Das Prinzip und die Fallstricke des Wärme-Contractings
Das Prinzip des Wärme-Contractings gibt es bereits seit den 1990er-Jahren. Der Vermieter oder die Vermieterin übertragen die Aufgaben der Heizversorgung wie Betrieb, Wartung oder Reparaturen an einen darauf spezialisierten Dienstleister, den sogenannten Contractor. So sparen sie Aufwand und Kosten. Dieser kümmert sich um alles rund um die Heizungsanlage. Die Rechnungen des Contractors gehen direkt und zu 100 Prozent an die Mieter und Mieterinnen.

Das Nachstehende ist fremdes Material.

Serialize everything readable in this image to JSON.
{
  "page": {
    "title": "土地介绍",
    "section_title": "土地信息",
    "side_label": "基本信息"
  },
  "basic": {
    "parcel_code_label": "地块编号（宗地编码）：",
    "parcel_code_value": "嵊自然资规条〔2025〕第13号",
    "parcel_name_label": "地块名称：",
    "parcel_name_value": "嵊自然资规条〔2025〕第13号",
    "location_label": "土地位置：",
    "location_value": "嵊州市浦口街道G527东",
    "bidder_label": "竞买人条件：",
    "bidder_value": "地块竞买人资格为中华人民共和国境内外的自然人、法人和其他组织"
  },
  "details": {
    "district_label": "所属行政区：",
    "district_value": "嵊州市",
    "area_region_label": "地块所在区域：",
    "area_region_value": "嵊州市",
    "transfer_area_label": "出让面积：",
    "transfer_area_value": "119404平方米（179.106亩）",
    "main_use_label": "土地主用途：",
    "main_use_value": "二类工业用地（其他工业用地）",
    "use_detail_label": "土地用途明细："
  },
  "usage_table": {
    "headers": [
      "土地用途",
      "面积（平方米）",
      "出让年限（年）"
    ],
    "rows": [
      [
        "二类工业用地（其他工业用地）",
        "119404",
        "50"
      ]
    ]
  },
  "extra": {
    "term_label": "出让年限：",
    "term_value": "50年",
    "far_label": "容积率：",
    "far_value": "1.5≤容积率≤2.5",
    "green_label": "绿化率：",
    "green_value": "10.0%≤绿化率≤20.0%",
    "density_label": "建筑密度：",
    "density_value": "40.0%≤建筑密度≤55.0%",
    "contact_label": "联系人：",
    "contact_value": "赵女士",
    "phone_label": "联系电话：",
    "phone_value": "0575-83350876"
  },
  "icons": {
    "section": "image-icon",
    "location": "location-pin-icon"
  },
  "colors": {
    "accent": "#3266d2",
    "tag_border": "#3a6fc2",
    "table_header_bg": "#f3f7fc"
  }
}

Nicht selten kommt es vor, dass Mietparteien automatisch für meist teurere Fernwärme zahlen, selbst wenn im Keller eine alte Gasheizung steht. Denn beim Wärme-Contracting greift die Verordnung über Allgemeine Bedingungen für die Versorgung mit Fernwärme (AVBFernwärmeV). Diese Verordnung regelt, dass Mieterinnen und Mieter bei Fernwärme keine Wahlfreiheit beim Anbieter haben. Einige Firmen nutzen dies aus, um Preise gezielt in die Höhe zu treiben.
Heizkosten werden durch rechtliche Schlupflöcher gezielt nach oben getrieben
Einige Contracting-Unternehmen, manchmal in Kooperation mit Vermietenden, nutzen die rechtlichen Graubereiche in der AVBFernwärmeV: Sie rechnen Heizkosten teils falsch ab und manipulieren sogar Heizungsanlagen. Das ergaben die Ergebnisse einer Untersuchung des Recherchenetzwerkes Correctiv.
Für die Analyse hat Correctiv mehrere Wärmelieferverträge und Abrechnungen aus Berlin, Magdeburg, Stuttgart, Bottrop, Göttingen und Hamburg durch Expertinnen und Experten auswerten lassen. Demnach sind in allen untersuchten Fällen die ausgewerteten Preisformeln, die die Contracting-Anbieter zur Berechnung ihrer Heizpreise heranziehen, entweder „sachlich falsch“, „unwirksam“ oder mindestens umstritten.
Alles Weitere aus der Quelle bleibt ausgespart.